How Billie Holiday brought ‘I’ll Be Seeing You’ to life

How many of you have heard the names Sammy Fain and Irving Kahal before? Very few, I’d venture to guess. These two faceless figures are the men responsible for writing the incredibly popular song ‘I’ll Be Seeing You’, originally produced for the 1938 musical Right This Way. Over the next few years, the song would be recorded by a plethora of artists, with the velvet tones of Bing Crosby giving the number its highest level of commercial success. Despite that fact, most people are aware of the track via a recording made in 1944 by Lady Day herself, Billie Holiday.

Although the track was penned seven years prior, it seems as though 1944 was its most popular era.
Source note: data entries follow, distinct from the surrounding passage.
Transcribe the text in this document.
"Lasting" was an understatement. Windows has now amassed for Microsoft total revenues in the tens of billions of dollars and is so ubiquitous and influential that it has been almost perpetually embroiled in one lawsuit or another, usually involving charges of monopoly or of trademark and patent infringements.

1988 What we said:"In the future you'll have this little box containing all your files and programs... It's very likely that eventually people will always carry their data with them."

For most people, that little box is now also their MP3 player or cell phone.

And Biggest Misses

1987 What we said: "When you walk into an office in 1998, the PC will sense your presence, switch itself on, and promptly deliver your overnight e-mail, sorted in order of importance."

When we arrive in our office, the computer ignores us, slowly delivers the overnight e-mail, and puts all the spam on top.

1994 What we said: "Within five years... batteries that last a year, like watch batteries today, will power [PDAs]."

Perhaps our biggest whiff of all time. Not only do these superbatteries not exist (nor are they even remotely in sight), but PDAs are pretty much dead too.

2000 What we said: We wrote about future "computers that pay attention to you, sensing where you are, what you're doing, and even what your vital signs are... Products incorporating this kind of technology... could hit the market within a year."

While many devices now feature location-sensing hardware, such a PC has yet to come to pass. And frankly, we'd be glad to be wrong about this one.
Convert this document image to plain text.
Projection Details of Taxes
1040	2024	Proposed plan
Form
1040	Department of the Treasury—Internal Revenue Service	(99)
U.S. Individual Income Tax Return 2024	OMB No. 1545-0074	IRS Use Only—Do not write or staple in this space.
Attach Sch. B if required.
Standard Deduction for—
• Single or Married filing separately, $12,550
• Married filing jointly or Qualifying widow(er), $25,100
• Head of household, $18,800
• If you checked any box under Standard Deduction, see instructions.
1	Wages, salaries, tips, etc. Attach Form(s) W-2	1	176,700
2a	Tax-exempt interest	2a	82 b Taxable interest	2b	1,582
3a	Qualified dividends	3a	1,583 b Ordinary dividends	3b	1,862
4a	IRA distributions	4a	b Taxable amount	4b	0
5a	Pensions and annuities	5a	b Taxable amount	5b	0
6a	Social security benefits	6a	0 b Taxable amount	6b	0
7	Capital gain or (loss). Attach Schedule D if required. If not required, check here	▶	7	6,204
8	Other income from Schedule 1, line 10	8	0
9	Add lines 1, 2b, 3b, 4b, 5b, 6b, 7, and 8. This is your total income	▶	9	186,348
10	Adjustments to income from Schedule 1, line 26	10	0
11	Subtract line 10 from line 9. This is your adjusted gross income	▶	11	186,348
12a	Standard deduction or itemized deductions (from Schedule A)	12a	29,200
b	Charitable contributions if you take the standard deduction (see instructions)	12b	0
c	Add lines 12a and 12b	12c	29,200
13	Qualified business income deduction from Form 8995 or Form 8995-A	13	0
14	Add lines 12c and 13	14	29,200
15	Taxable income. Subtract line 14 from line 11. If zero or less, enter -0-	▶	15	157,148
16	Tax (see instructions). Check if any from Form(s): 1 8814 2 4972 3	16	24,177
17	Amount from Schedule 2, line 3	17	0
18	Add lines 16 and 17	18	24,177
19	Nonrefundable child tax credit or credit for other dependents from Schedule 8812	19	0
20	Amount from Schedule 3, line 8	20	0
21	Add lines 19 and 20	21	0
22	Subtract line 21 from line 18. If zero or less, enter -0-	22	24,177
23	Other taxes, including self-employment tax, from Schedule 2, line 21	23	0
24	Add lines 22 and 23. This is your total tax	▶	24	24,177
That same year, both Bing Crosby and Frank Sinatra would enter the US charts with their respective recordings of ‘I’ll Be Seeing You’. In fact, Crosby’s version topped the charts on July 1st, becoming a definitive track of wartime America. In contrast, the Billie Holiday recording failed to get much recognition at all upon its release.

Admittedly, Holiday did not endear herself towards mainstream American audiences as easily as the likes of Bing Crosby. After all, she was a Black female jazz singer operating in a time of prolific racism, segregation and prejudice.

So, that goes some way to explaining why Holiday’s version was not a commercial success at the time, but why, then, has her version of the track become the definitive? There are myriad factors at play, the main one being that – tragically – Holiday witnessed much more widespread attention and acclaim after her untimely death in 1959.

During her life, she was often portrayed as a woman of loose morals, with an addiction to drugs and alcohol, and therefore not worth taking seriously. After her passing, her representation as a tragic hero, creating beautiful music in horrific circumstances, began to take over, leading to a resurgence in the popularity of her recordings.

Holiday had faced hostility and difficulties throughout her career, though these began to ramp up during the latter part of the 1940s – spurred on by her increased reliance on heroin. In spite of all that difficulty, or perhaps because of it, Lady Day was still able to imbue every word or every song she sang with a deep and incredibly affecting, in an emotional sense.

Perhaps that is the reason why Holiday’s ‘I’ll Be Seeing You’ has become the definitive version of the song; you can tell she means it. The heartbreak, the melancholy, the desperation of that song could only be encapsulated by the hauntingly beautiful vocals of Holiday – nobody knew heartbreak like Lady Day. It is not an easy task to sing a song that somebody else has written, and make it seem as though every word has been dug up from being buried deep in your soul, but Holiday makes it seem like light work.

Most of the songs that we recognise as being Billie Holiday’s, were written by other people. Throughout her career, she co-authored around 15 tracks, the rest being supplied by composers and writers. Ultimately, though, it did not matter who wrote them because, by singing them, Holiday made them her own. Francis Ford Coppola was not the original creator of The Godfather, novelist Mario Puzo was, but it didn’t matter because Coppola was the one who brought the creation to life. In a similar sense, Holiday brought those songs to life in ways that had never been seen before.